Paper No. 20-11
Presentation Time: 10:40 AM
CATCHING CLAYS: NATURAL ARCHIVED RECORDS OF CLIMATE AND COLONIAL DISTURBANCE IN THE FLOODPLAIN OF THE RIO FAJARDO, NORTHEASTERN PUERTO RICO (Invited Presentation)
Climate change is projected to bring extreme seasonality and more frequent, intense tropical storms to the Caribbean. How will these changes impact the terrestrial environment? In this study, we collected co-spatial, natural archives of biotic and abiotic terrestrial processes operating over the past ~25 ky within the Rio Fajardo watershed, in northeastern Puerto Rico. The proxy records were derived from a five-meter-thick stratigraphic section exposed by cut bank incision. This stratigraphic sequence captures major shifts in the Caribbean climate, the intensification of the El Nino-Southern Oscillation, and the arrival of humans on the island.
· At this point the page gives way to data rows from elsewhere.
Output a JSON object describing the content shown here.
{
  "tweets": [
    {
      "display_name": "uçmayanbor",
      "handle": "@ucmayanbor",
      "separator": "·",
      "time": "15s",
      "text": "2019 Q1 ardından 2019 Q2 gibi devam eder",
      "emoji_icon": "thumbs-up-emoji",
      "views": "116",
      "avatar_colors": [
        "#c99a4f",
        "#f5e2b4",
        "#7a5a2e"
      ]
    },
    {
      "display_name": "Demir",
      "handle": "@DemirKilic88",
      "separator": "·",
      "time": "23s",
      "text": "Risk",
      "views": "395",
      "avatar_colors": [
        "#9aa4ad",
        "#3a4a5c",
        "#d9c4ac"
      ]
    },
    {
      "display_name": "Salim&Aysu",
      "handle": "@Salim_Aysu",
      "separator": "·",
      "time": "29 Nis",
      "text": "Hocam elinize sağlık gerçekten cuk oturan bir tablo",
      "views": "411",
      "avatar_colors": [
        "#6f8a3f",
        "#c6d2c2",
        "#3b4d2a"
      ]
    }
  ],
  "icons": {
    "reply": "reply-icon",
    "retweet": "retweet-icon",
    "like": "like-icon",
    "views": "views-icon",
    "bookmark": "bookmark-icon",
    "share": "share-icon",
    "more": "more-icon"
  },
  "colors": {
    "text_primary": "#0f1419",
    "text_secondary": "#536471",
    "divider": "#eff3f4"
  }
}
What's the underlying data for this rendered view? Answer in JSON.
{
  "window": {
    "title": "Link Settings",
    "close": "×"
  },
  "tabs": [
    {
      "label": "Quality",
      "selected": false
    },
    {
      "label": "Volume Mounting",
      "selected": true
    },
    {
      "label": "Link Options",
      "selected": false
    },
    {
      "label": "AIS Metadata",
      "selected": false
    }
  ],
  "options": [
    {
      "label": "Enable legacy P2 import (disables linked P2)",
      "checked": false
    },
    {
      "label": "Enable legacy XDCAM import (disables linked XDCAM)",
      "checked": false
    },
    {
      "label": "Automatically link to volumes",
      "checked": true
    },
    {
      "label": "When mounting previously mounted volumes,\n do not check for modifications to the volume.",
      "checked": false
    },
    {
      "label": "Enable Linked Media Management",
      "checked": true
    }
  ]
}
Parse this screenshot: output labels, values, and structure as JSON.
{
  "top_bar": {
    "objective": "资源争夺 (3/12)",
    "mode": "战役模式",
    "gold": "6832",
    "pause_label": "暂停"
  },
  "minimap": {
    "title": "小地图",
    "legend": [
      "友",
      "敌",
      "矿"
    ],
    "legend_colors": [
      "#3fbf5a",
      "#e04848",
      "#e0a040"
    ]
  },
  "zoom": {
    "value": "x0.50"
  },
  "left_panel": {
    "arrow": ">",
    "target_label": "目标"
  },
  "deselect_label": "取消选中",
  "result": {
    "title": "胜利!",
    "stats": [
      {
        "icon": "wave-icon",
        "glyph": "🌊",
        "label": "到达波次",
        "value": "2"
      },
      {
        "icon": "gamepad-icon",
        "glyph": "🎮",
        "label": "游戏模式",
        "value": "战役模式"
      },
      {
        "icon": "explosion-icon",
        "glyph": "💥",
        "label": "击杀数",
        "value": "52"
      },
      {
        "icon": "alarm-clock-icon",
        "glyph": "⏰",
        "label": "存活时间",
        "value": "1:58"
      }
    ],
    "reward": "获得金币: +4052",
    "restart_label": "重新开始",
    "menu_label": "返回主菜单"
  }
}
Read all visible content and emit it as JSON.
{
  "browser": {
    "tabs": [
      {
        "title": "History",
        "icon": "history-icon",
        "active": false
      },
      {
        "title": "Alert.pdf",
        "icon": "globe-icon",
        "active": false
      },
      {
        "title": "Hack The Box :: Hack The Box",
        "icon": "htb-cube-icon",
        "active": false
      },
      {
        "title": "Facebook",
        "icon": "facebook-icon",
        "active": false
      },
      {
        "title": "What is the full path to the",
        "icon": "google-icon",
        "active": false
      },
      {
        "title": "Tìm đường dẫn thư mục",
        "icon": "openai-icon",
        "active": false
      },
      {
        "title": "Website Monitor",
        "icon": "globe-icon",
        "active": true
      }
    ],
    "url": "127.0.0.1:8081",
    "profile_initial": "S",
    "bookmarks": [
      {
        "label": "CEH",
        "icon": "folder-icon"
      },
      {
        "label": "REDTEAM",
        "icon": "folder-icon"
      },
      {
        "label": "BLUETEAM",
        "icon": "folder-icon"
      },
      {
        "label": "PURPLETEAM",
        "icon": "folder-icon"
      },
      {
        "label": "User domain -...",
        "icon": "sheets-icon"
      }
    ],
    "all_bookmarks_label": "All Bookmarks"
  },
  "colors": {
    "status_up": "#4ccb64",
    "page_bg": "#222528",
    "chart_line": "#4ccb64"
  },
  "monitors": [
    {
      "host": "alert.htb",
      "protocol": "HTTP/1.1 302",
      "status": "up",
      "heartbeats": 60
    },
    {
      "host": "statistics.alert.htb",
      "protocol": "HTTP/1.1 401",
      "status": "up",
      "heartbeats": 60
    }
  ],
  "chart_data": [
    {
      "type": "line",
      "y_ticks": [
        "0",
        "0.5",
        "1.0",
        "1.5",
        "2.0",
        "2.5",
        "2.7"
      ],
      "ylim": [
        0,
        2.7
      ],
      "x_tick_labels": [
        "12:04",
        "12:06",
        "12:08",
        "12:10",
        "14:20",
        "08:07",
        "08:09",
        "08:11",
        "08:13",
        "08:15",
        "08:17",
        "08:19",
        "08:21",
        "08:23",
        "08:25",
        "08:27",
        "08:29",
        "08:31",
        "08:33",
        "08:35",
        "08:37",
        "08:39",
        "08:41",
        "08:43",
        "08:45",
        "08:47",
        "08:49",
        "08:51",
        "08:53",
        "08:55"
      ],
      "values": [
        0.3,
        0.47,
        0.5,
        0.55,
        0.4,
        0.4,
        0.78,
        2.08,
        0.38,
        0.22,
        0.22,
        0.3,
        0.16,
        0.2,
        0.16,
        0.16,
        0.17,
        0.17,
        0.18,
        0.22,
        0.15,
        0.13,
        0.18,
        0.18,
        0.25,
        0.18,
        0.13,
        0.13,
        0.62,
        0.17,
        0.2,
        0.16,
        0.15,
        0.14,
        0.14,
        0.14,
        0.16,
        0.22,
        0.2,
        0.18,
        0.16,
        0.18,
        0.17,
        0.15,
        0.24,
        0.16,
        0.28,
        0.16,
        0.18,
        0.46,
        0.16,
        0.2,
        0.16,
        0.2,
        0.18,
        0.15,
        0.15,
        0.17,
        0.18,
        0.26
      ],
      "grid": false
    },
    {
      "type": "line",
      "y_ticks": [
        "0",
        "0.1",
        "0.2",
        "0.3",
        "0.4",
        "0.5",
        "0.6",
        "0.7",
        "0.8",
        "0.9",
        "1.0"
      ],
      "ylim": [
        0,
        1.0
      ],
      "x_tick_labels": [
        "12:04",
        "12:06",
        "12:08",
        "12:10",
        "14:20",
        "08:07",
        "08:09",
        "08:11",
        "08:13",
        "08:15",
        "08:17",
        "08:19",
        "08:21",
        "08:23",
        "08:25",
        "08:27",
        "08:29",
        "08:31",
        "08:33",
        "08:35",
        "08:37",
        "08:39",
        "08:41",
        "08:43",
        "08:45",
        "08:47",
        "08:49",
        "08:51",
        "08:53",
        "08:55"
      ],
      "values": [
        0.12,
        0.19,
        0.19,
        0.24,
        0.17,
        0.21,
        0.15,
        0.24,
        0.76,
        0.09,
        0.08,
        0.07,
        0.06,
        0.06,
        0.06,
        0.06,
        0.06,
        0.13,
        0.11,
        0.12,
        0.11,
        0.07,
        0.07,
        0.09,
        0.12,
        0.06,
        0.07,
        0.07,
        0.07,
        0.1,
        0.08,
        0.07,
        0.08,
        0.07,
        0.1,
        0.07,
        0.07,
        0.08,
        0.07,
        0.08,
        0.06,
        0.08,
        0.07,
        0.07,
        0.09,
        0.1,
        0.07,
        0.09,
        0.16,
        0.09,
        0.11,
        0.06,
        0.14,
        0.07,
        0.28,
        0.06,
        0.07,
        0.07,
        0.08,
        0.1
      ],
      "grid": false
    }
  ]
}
Looking at contemporaneous changes in the living and mineral worlds gives us greater insight into the dynamics between these two interrelated systems. We constrained the sediment chronology with the radiocarbon ages of organic deposits and interpreted ecosystem dynamics from changes in the stable carbon isotopic ratio of sedimentary organic material compared to δ13C ratios of contemporary carbon sources. Introducing a new application for meteoric 10Be, we generated a record of paleo-erosion rates in the catchment from the concentration of meteoric 10Be in layers of the floodplain sediments. Grain size data, clay mineralogies, and geochemical indices down profile were also used to provide context for our interpretations. Our findings show that terrestrial systems in this watershed responded similarly to external forcing from climate and human activities. During the last glacial and early Holocene epochs both biotic (δ13C) and abiotic proxies (10Bemet and geochemical data) indicated dynamic equilibrium with climate. The past five thousand years of record are characterized instead by pulsed responses to disturbances in both systems. Colonial-era land use drove changes that significantly exceeded natural variability in any proxy over the period of record.